Prevention of hearing loss consists mainly of limiting duration and intensity of noise exposure. People required to expose themselves to loud noise must wear ear protectors (eg, plastic plugs in the ear canals or glycerin-filled muffs over the ears). The Occupational Safety and Health Administration (OSHA) of the US Department of Labor and similar agencies in many other countries have standards regarding the length of time that a person can be exposed to a noise (see OSHA's occupational noise exposure standards). The louder the noise, the shorter the permissible time of exposure.

Geriatrics Essentials

Elderly people typically experience a progressive decrease in hearing (presbycusis). In the United States, 40% of those who are hearing impaired are elderly. Hearing impairment is prevalent in over one third of people over age 65 years and over half of people over age 75 years, making it the most common sensory disorder in this population. Nonetheless, hearing loss in the elderly should be evaluated and not ascribed simply to aging; elderly patients may have a tumor, a neurologic or autoimmune disorder, or an easily correctable conductive hearing loss. Also, recent research strongly suggests that hearing loss in the elderly can facilitate dementia (which can be mitigated by properly correcting hearing loss).

Presbycusis

Presbycusis is sensorineural hearing loss that probably results from a combination of age-related deterioration and cell death in various components of the hearing system and the effects of chronic noise exposure.

Hearing loss usually affects the highest frequencies (18 to 20 kHz) early on and gradually affects the lower frequencies; it usually becomes clinically significant when it affects the critical 2- to 4-kHz range at about age 55 to 65 (sometimes sooner). The loss of high-frequency hearing significantly affects speech comprehension. Although the loudness of speech seems normal, certain consonant sounds (eg, C, D, K, P, S, T) become harder to hear. Consonant sounds are the most important sounds for speech recognition. For example, when “shoe,” “blue,” “true,” “too,” or “new” is spoken, many people with presbycusis can hear the “oo” sound, but most have difficulty recognizing which word has been spoken because they cannot distinguish the consonants. This inability to distinguish consonants causes affected people to often think the speaker is mumbling. A speaker attempting to speak louder usually accentuates vowel sounds (which are low frequency), doing little to improve speech recognition. Speech comprehension is particularly difficult when background noise is present.

Screening

A screening tool is often helpful for elderly people because many do not complain of hearing loss. One tool is the Hearing Handicap Inventory for the Elderly–Screening Version, which asks

  • Does a hearing problem cause you to feel embarrassed when you meet people?

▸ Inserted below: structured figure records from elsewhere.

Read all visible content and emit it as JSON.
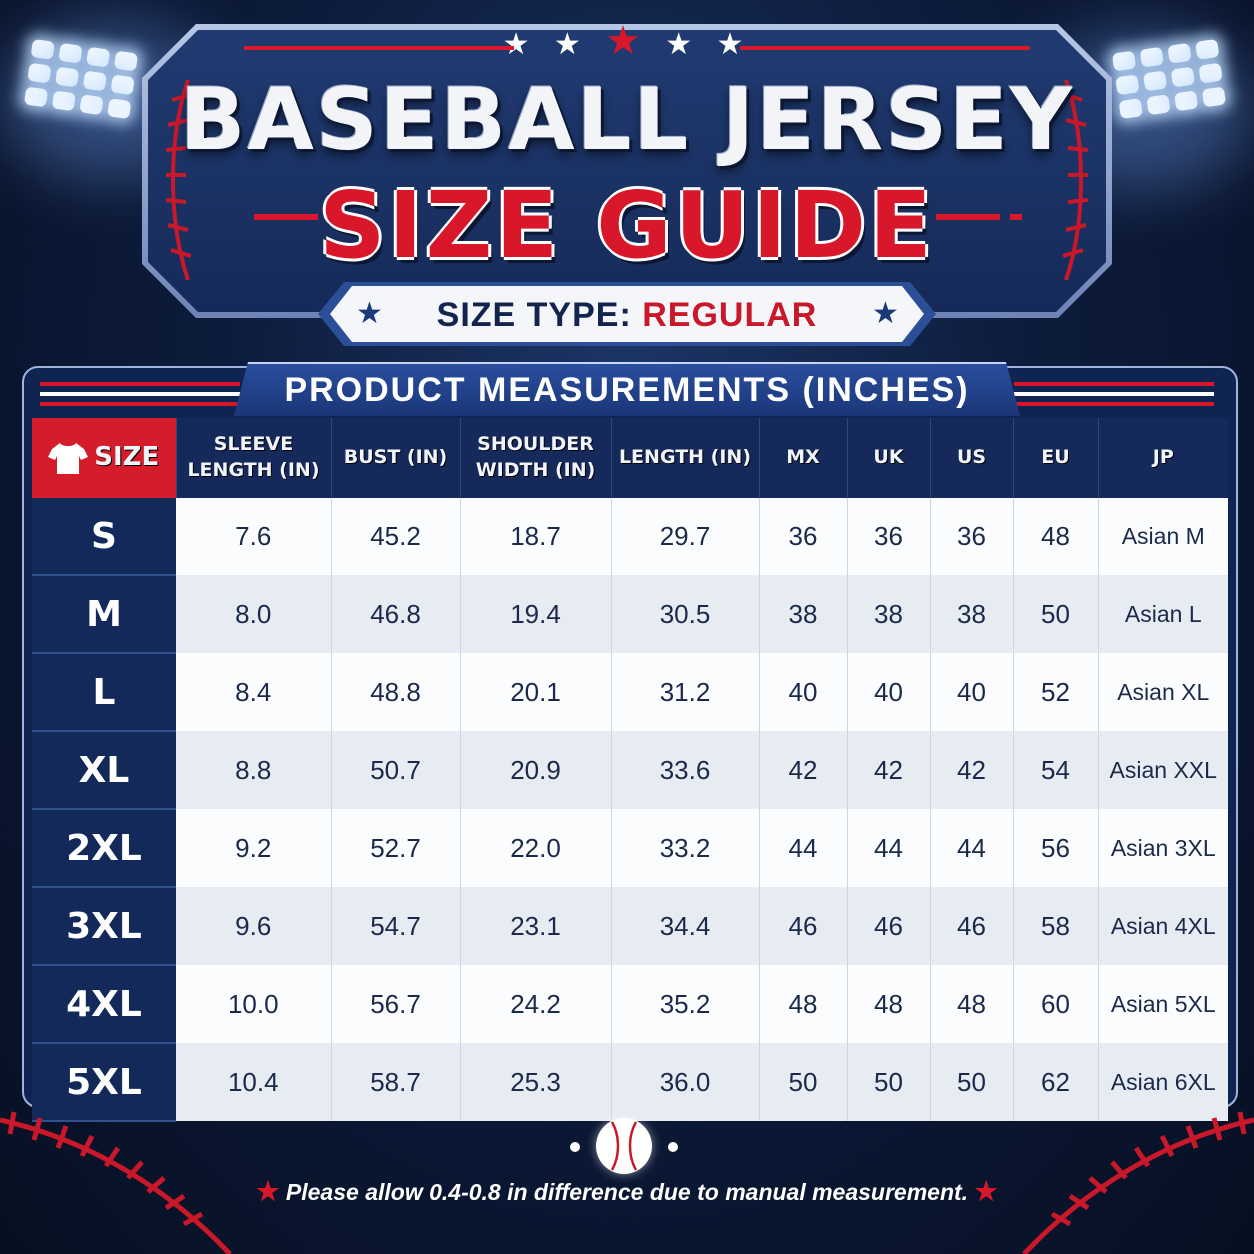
{
  "header": {
    "stars": [
      "★",
      "★",
      "★",
      "★",
      "★"
    ],
    "title_line1": "BASEBALL JERSEY",
    "title_line2": "SIZE GUIDE",
    "size_type_label": "SIZE TYPE:",
    "size_type_value": "REGULAR"
  },
  "table": {
    "section_title": "PRODUCT MEASUREMENTS (INCHES)",
    "columns": [
      [
        "SIZE"
      ],
      [
        "SLEEVE",
        "LENGTH (IN)"
      ],
      [
        "BUST (IN)"
      ],
      [
        "SHOULDER",
        "WIDTH (IN)"
      ],
      [
        "LENGTH (IN)"
      ],
      [
        "MX"
      ],
      [
        "UK"
      ],
      [
        "US"
      ],
      [
        "EU"
      ],
      [
        "JP"
      ]
    ],
    "rows": [
      [
        "S",
        "7.6",
        "45.2",
        "18.7",
        "29.7",
        "36",
        "36",
        "36",
        "48",
        "Asian M"
      ],
      [
        "M",
        "8.0",
        "46.8",
        "19.4",
        "30.5",
        "38",
        "38",
        "38",
        "50",
        "Asian L"
      ],
      [
        "L",
        "8.4",
        "48.8",
        "20.1",
        "31.2",
        "40",
        "40",
        "40",
        "52",
        "Asian XL"
      ],
      [
        "XL",
        "8.8",
        "50.7",
        "20.9",
        "33.6",
        "42",
        "42",
        "42",
        "54",
        "Asian XXL"
      ],
      [
        "2XL",
        "9.2",
        "52.7",
        "22.0",
        "33.2",
        "44",
        "44",
        "44",
        "56",
        "Asian 3XL"
      ],
      [
        "3XL",
        "9.6",
        "54.7",
        "23.1",
        "34.4",
        "46",
        "46",
        "46",
        "58",
        "Asian 4XL"
      ],
      [
        "4XL",
        "10.0",
        "56.7",
        "24.2",
        "35.2",
        "48",
        "48",
        "48",
        "60",
        "Asian 5XL"
      ],
      [
        "5XL",
        "10.4",
        "58.7",
        "25.3",
        "36.0",
        "50",
        "50",
        "50",
        "62",
        "Asian 6XL"
      ]
    ]
  },
  "footer": {
    "note": "Please allow 0.4-0.8 in difference due to manual measurement."
  },
  "colors": {
    "navy": "#13295a",
    "red": "#d41c2b",
    "white": "#ffffff"
  },
  "icons": [
    "tshirt-icon",
    "baseball-icon",
    "star-icon",
    "stadium-light-icon",
    "baseball-stitch-icon"
  ]
}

  • Does a hearing problem cause you to feel frustrated when talking to a family member?

  • Do you have difficulty hearing when someone whispers?

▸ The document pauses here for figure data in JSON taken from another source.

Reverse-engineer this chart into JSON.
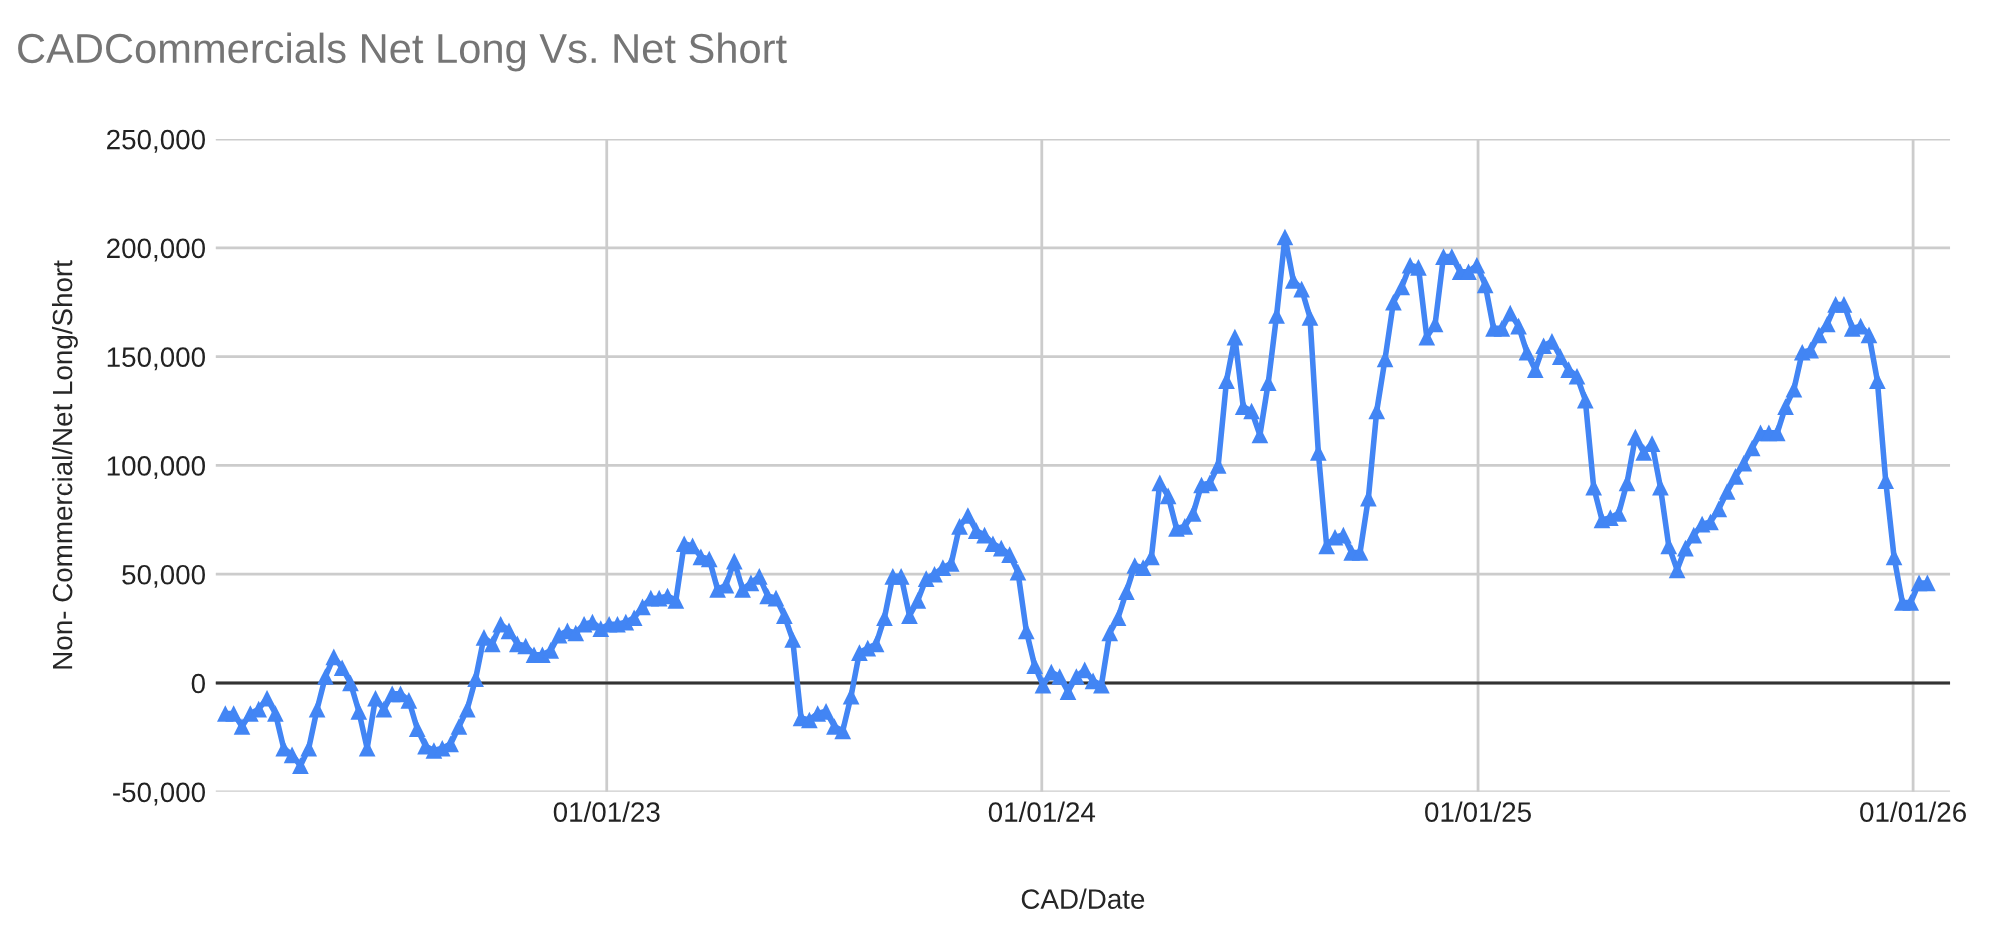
{
  "chart_data": {
    "type": "line",
    "title": "CADCommercials Net Long Vs. Net Short",
    "xlabel": "CAD/Date",
    "ylabel": "Non- Commercial/Net Long/Short",
    "x": [
      "2022-02-15",
      "2022-02-22",
      "2022-03-01",
      "2022-03-08",
      "2022-03-15",
      "2022-03-22",
      "2022-03-29",
      "2022-04-05",
      "2022-04-12",
      "2022-04-19",
      "2022-04-26",
      "2022-05-03",
      "2022-05-10",
      "2022-05-17",
      "2022-05-24",
      "2022-05-31",
      "2022-06-07",
      "2022-06-14",
      "2022-06-21",
      "2022-06-28",
      "2022-07-05",
      "2022-07-12",
      "2022-07-19",
      "2022-07-26",
      "2022-08-02",
      "2022-08-09",
      "2022-08-16",
      "2022-08-23",
      "2022-08-30",
      "2022-09-06",
      "2022-09-13",
      "2022-09-20",
      "2022-09-27",
      "2022-10-04",
      "2022-10-11",
      "2022-10-18",
      "2022-10-25",
      "2022-11-01",
      "2022-11-08",
      "2022-11-15",
      "2022-11-22",
      "2022-11-29",
      "2022-12-06",
      "2022-12-13",
      "2022-12-20",
      "2022-12-27",
      "2023-01-03",
      "2023-01-10",
      "2023-01-17",
      "2023-01-24",
      "2023-01-31",
      "2023-02-07",
      "2023-02-14",
      "2023-02-21",
      "2023-02-28",
      "2023-03-07",
      "2023-03-14",
      "2023-03-21",
      "2023-03-28",
      "2023-04-04",
      "2023-04-11",
      "2023-04-18",
      "2023-04-25",
      "2023-05-02",
      "2023-05-09",
      "2023-05-16",
      "2023-05-23",
      "2023-05-30",
      "2023-06-06",
      "2023-06-13",
      "2023-06-20",
      "2023-06-27",
      "2023-07-04",
      "2023-07-11",
      "2023-07-18",
      "2023-07-25",
      "2023-08-01",
      "2023-08-08",
      "2023-08-15",
      "2023-08-22",
      "2023-08-29",
      "2023-09-05",
      "2023-09-12",
      "2023-09-19",
      "2023-09-26",
      "2023-10-03",
      "2023-10-10",
      "2023-10-17",
      "2023-10-24",
      "2023-10-31",
      "2023-11-07",
      "2023-11-14",
      "2023-11-21",
      "2023-11-28",
      "2023-12-05",
      "2023-12-12",
      "2023-12-19",
      "2023-12-26",
      "2024-01-02",
      "2024-01-09",
      "2024-01-16",
      "2024-01-23",
      "2024-01-30",
      "2024-02-06",
      "2024-02-13",
      "2024-02-20",
      "2024-02-27",
      "2024-03-05",
      "2024-03-12",
      "2024-03-19",
      "2024-03-26",
      "2024-04-02",
      "2024-04-09",
      "2024-04-16",
      "2024-04-23",
      "2024-04-30",
      "2024-05-07",
      "2024-05-14",
      "2024-05-21",
      "2024-05-28",
      "2024-06-04",
      "2024-06-11",
      "2024-06-18",
      "2024-06-25",
      "2024-07-02",
      "2024-07-09",
      "2024-07-16",
      "2024-07-23",
      "2024-07-30",
      "2024-08-06",
      "2024-08-13",
      "2024-08-20",
      "2024-08-27",
      "2024-09-03",
      "2024-09-10",
      "2024-09-17",
      "2024-09-24",
      "2024-10-01",
      "2024-10-08",
      "2024-10-15",
      "2024-10-22",
      "2024-10-29",
      "2024-11-05",
      "2024-11-12",
      "2024-11-19",
      "2024-11-26",
      "2024-12-03",
      "2024-12-10",
      "2024-12-17",
      "2024-12-24",
      "2024-12-31",
      "2025-01-07",
      "2025-01-14",
      "2025-01-21",
      "2025-01-28",
      "2025-02-04",
      "2025-02-11",
      "2025-02-18",
      "2025-02-25",
      "2025-03-04",
      "2025-03-11",
      "2025-03-18",
      "2025-03-25",
      "2025-04-01",
      "2025-04-08",
      "2025-04-15",
      "2025-04-22",
      "2025-04-29",
      "2025-05-06",
      "2025-05-13",
      "2025-05-20",
      "2025-05-27",
      "2025-06-03",
      "2025-06-10",
      "2025-06-17",
      "2025-06-24",
      "2025-07-01",
      "2025-07-08",
      "2025-07-15",
      "2025-07-22",
      "2025-07-29",
      "2025-08-05",
      "2025-08-12",
      "2025-08-19",
      "2025-08-26",
      "2025-09-02",
      "2025-09-09",
      "2025-09-16",
      "2025-09-23",
      "2025-09-30",
      "2025-10-07",
      "2025-10-14",
      "2025-10-21",
      "2025-10-28",
      "2025-11-04",
      "2025-11-11",
      "2025-11-18",
      "2025-11-25",
      "2025-12-02",
      "2025-12-09",
      "2025-12-16",
      "2025-12-23",
      "2025-12-30",
      "2026-01-06",
      "2026-01-13"
    ],
    "series": [
      {
        "color": "#4285f4",
        "values": [
          -14000,
          -14000,
          -20000,
          -14000,
          -12000,
          -7000,
          -14000,
          -30000,
          -33000,
          -38000,
          -30000,
          -12000,
          3000,
          12000,
          7000,
          0,
          -13000,
          -30000,
          -7000,
          -12000,
          -5000,
          -5000,
          -8000,
          -21000,
          -29000,
          -31000,
          -30000,
          -28000,
          -20000,
          -12000,
          2000,
          21000,
          18000,
          27000,
          24000,
          18000,
          17000,
          13000,
          13000,
          15000,
          22000,
          24000,
          23000,
          27000,
          28000,
          25000,
          27000,
          27000,
          28000,
          30000,
          35000,
          39000,
          39000,
          40000,
          38000,
          64000,
          63000,
          58000,
          57000,
          43000,
          45000,
          56000,
          43000,
          46000,
          49000,
          40000,
          39000,
          31000,
          20000,
          -16000,
          -17000,
          -14000,
          -13000,
          -20000,
          -22000,
          -6000,
          14000,
          16000,
          18000,
          30000,
          49000,
          49000,
          31000,
          38000,
          48000,
          50000,
          53000,
          55000,
          72000,
          77000,
          70000,
          68000,
          64000,
          62000,
          59000,
          51000,
          24000,
          8000,
          -1000,
          5000,
          3000,
          -4000,
          3000,
          6000,
          1000,
          -1000,
          23000,
          30000,
          42000,
          54000,
          53000,
          58000,
          92000,
          86000,
          71000,
          72000,
          78000,
          91000,
          92000,
          100000,
          139000,
          159000,
          127000,
          125000,
          114000,
          138000,
          169000,
          205000,
          185000,
          181000,
          168000,
          106000,
          63000,
          67000,
          68000,
          60000,
          60000,
          85000,
          125000,
          149000,
          175000,
          182000,
          192000,
          191000,
          159000,
          165000,
          196000,
          196000,
          189000,
          189000,
          192000,
          183000,
          163000,
          163000,
          170000,
          164000,
          152000,
          144000,
          155000,
          157000,
          150000,
          144000,
          141000,
          130000,
          90000,
          75000,
          76000,
          78000,
          92000,
          113000,
          106000,
          110000,
          90000,
          63000,
          52000,
          62000,
          68000,
          73000,
          74000,
          80000,
          88000,
          95000,
          101000,
          108000,
          115000,
          115000,
          115000,
          127000,
          135000,
          152000,
          153000,
          160000,
          165000,
          174000,
          174000,
          163000,
          164000,
          160000,
          139000,
          93000,
          58000,
          37000,
          37000,
          46000,
          46000
        ]
      }
    ],
    "xlim": [
      "2022-02-07",
      "2026-02-01"
    ],
    "xticks": [
      {
        "value": "2023-01-01",
        "label": "01/01/23"
      },
      {
        "value": "2024-01-01",
        "label": "01/01/24"
      },
      {
        "value": "2025-01-01",
        "label": "01/01/25"
      },
      {
        "value": "2026-01-01",
        "label": "01/01/26"
      }
    ],
    "ylim": [
      -50000,
      250000
    ],
    "yticks": [
      {
        "value": -50000,
        "label": "-50,000"
      },
      {
        "value": 0,
        "label": "0"
      },
      {
        "value": 50000,
        "label": "50,000"
      },
      {
        "value": 100000,
        "label": "100,000"
      },
      {
        "value": 150000,
        "label": "150,000"
      },
      {
        "value": 200000,
        "label": "200,000"
      },
      {
        "value": 250000,
        "label": "250,000"
      }
    ],
    "ref_lines": [
      {
        "axis": "y",
        "value": 0,
        "color": "#333333"
      }
    ],
    "grid": true,
    "marker": "triangle",
    "line_style": "solid"
  }
}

  • Do you feel handicapped by a hearing problem?

  • Does a hearing problem cause you difficulty when visiting friends, relatives, or neighbors?

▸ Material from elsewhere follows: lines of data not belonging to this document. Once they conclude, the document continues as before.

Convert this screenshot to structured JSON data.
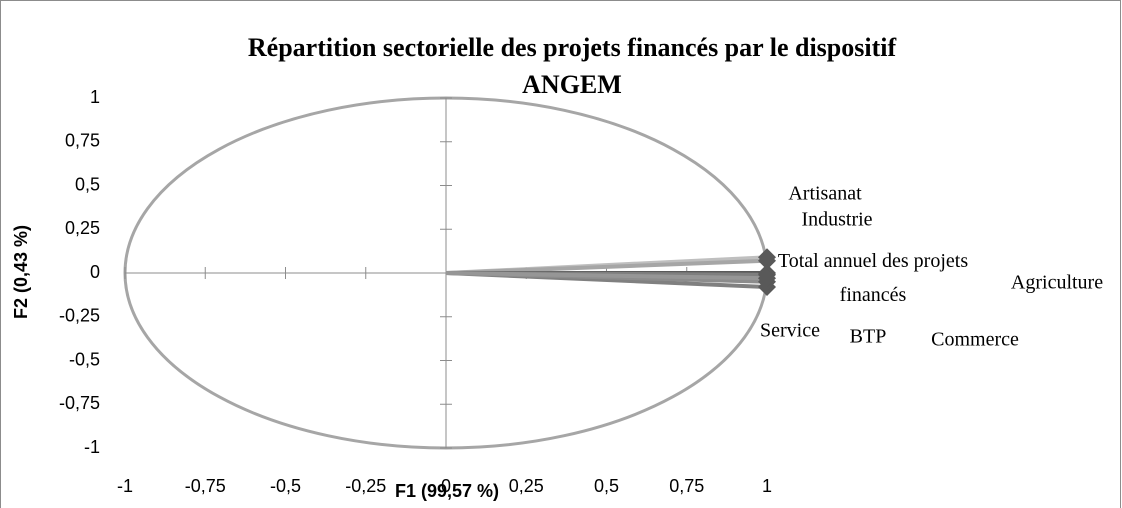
{
  "chart_data": {
    "type": "vectors",
    "title": [
      "Répartition sectorielle des projets financés par le dispositif",
      "ANGEM"
    ],
    "xlabel": "F1 (99,57 %)",
    "ylabel": "F2 (0,43 %)",
    "xlim": [
      -1,
      1
    ],
    "ylim": [
      -1,
      1
    ],
    "xticks": [
      {
        "value": -1,
        "label": "-1"
      },
      {
        "value": -0.75,
        "label": "-0,75"
      },
      {
        "value": -0.5,
        "label": "-0,5"
      },
      {
        "value": -0.25,
        "label": "-0,25"
      },
      0,
      {
        "value": 0.25,
        "label": "0,25"
      },
      {
        "value": 0.5,
        "label": "0,5"
      },
      {
        "value": 0.75,
        "label": "0,75"
      },
      1
    ],
    "yticks": [
      1,
      {
        "value": 0.75,
        "label": "0,75"
      },
      {
        "value": 0.5,
        "label": "0,5"
      },
      {
        "value": 0.25,
        "label": "0,25"
      },
      0,
      {
        "value": -0.25,
        "label": "-0,25"
      },
      {
        "value": -0.5,
        "label": "-0,5"
      },
      {
        "value": -0.75,
        "label": "-0,75"
      },
      -1
    ],
    "marker_color": "#595959",
    "circle_color": "#a6a6a6",
    "series": [
      {
        "name": "Artisanat",
        "color": "#bfbfbf",
        "x": 1,
        "y": 0.09
      },
      {
        "name": "Industrie",
        "color": "#a6a6a6",
        "x": 1,
        "y": 0.07
      },
      {
        "name": "Total annuel des projets financés",
        "color": "#595959",
        "x": 1,
        "y": 0.0
      },
      {
        "name": "Agriculture",
        "color": "#7f7f7f",
        "x": 1,
        "y": -0.01
      },
      {
        "name": "Service",
        "color": "#808080",
        "x": 1,
        "y": -0.08
      },
      {
        "name": "BTP",
        "color": "#8c8c8c",
        "x": 1,
        "y": -0.05
      },
      {
        "name": "Commerce",
        "color": "#969696",
        "x": 1,
        "y": -0.03
      }
    ]
  }
}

  • Does a hearing problem cause you to attend religious services less often than you would like?

  • Does a hearing problem cause you to have arguments with family members?

  • Does a hearing problem cause you difficulty when listening to the television or radio?

  • Do you feel that any difficulty with your hearing hampers your personal or social life?

  • Does a hearing problem cause you difficulty when in a restaurant with relatives or friends?

Scoring is “no” = 0 points, “sometimes” = 2 points, and “yes” = 4 points. Scores > 10 suggest significant hearing impairment and necessitate follow-up.

Key Points

  • Cerumen, genetic disorders, infections, aging, and noise exposure are the most common causes.

  • All patients with hearing loss should have audiologic testing.

  • Cranial nerve deficits and other neurologic deficits should raise concern and warrant imaging tests.